I am optimistic about the future of the United States, as I have explained many times on this blog. But pessimism is much too prevalent in the media. A list of current problems: the botched Afghan pullout, urban crime waves, easily foreseen inflation, mayhem at the southern border, a self-generated energy crisis, etc.
- The pandemic is well under control, at least in the U.S. The latest wave of daily new infections is shrinking (see chart) and the CDC has relaxed its safety guidelines.
- The Ukrainians are holding their own against the Russian invasion of their country. They want freedom and democracy and are willing to fight and die to achieve it. The U.S. and its NATO allies are providing Ukraine with weapons and military supplies which are being used effectively by the Ukrainian military forces to slow Russian advances to a standstill. The whole world sees how the West is helping Ukraine defend itself. This is a big boost for democracy around the world.

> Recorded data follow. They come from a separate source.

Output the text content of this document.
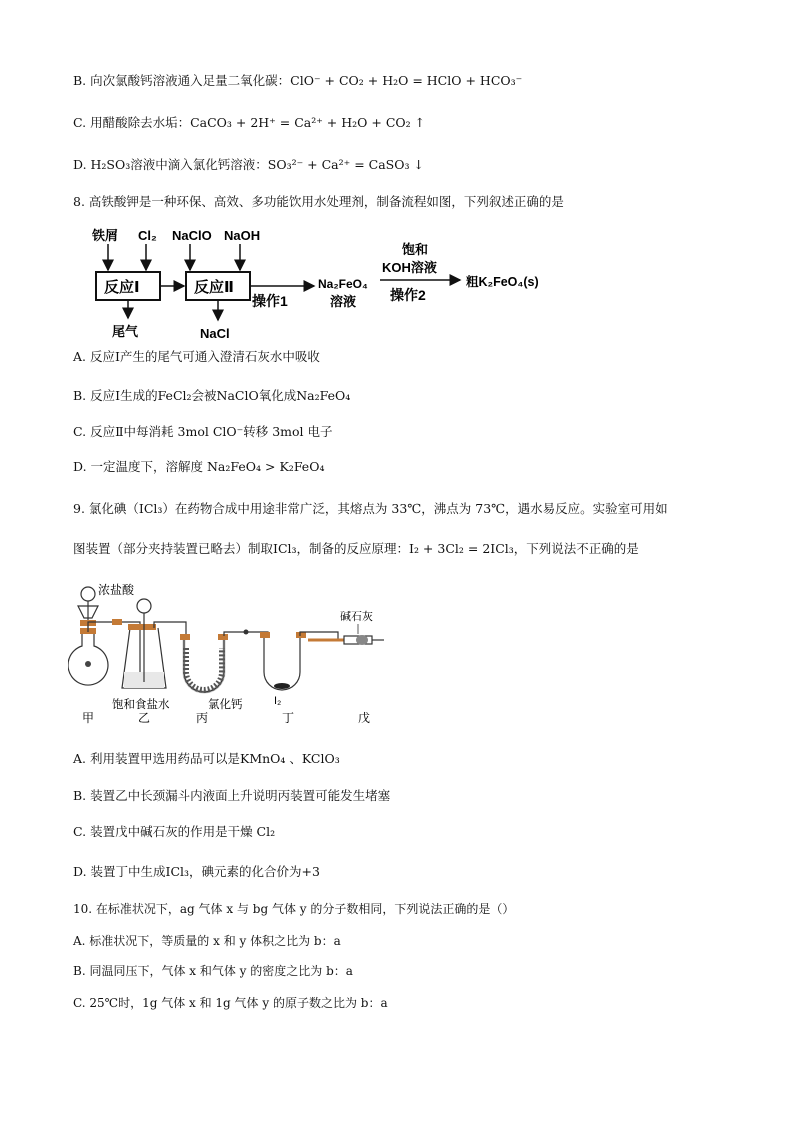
B. 向次氯酸钙溶液通入足量二氧化碳：ClO⁻ + CO₂ + H₂O = HClO + HCO₃⁻
C. 用醋酸除去水垢：CaCO₃ + 2H⁺ = Ca²⁺ + H₂O + CO₂ ↑
D. H₂SO₃溶液中滴入氯化钙溶液：SO₃²⁻ + Ca²⁺ = CaSO₃ ↓
8. 高铁酸钾是一种环保、高效、多功能饮用水处理剂，制备流程如图，下列叙述正确的是
铁屑 Cl₂ NaClO NaOH
反应Ⅰ	反应Ⅱ
尾气	NaCl
操作1
Na₂FeO₄
溶液
饱和
KOH溶液
操作2
粗K₂FeO₄(s)
A. 反应Ⅰ产生的尾气可通入澄清石灰水中吸收
B. 反应Ⅰ生成的FeCl₂会被NaClO氧化成Na₂FeO₄
C. 反应Ⅱ中每消耗 3mol ClO⁻转移 3mol 电子
D. 一定温度下，溶解度 Na₂FeO₄ > K₂FeO₄
9. 氯化碘（ICl₃）在药物合成中用途非常广泛，其熔点为 33℃，沸点为 73℃，遇水易反应。实验室可用如
图装置（部分夹持装置已略去）制取ICl₃，制备的反应原理：I₂ + 3Cl₂ = 2ICl₃，下列说法不正确的是
浓盐酸
甲
饱和食盐水
乙
氯化钙
丙
I₂
丁
碱石灰
戊
A. 利用装置甲选用药品可以是KMnO₄ 、KClO₃
B. 装置乙中长颈漏斗内液面上升说明丙装置可能发生堵塞
C. 装置戊中碱石灰的作用是干燥 Cl₂
D. 装置丁中生成ICl₃，碘元素的化合价为+3
10. 在标准状况下，ag 气体 x 与 bg 气体 y 的分子数相同，下列说法正确的是（）
A. 标准状况下，等质量的 x 和 y 体积之比为 b：a
B. 同温同压下，气体 x 和气体 y 的密度之比为 b：a
C. 25℃时，1g 气体 x 和 1g 气体 y 的原子数之比为 b：a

- American democracy is in good shape. In fact, democracy is thriving in the U.S. The 2020 presidential election was a stress test but democracy came through in excellent shape. Since there were, however, pandemic-related voting irregularities in 2020, red state efforts to tighten up voting procedures for mail-in and absentee voting are simply a common sense approach to maintaining election integrity.
- Inflation really is, of course, a big problem. We are already in a mild recession that is likely to get worse if the Federal Reserve continues to act aggressively in raising interest rates in order to bring inflation back down to the desired 2% level.
- Deficits and Debt. Our rapidly growing national debt, now in the vicinity of $30 trillion, as well as Federal Reserve bond holdings (quantitative easing), in the vicinity of $9 trillion, have become a loaded time bomb of loose fiscal and monetary policy. The $5 trillion in Covid-related stimulus spending essentially blew the cork out of the (debt) bottle and tripped off our current bout of inflation. The FED can lower the inflation rate back down to the 2% level by acting aggressively. But, to keep inflation under control in the future, we must rapidly reduce our annual spending deficits. Hopefully, our national leaders will now be able to much better appreciate the need for real fiscal responsibility and have the political will to get this job done!
Conclusion. The U.S. is in good shape in a general sense in spite of several particular problems as mentioned. Inflation is, however, very urgent and serious and must be dealt with firmly by the Federal Reserve. Since inflation was tripped off by excessive stimulus spending, Congress and the President will now have to act in a far more fiscally responsible manner to keep inflation under control.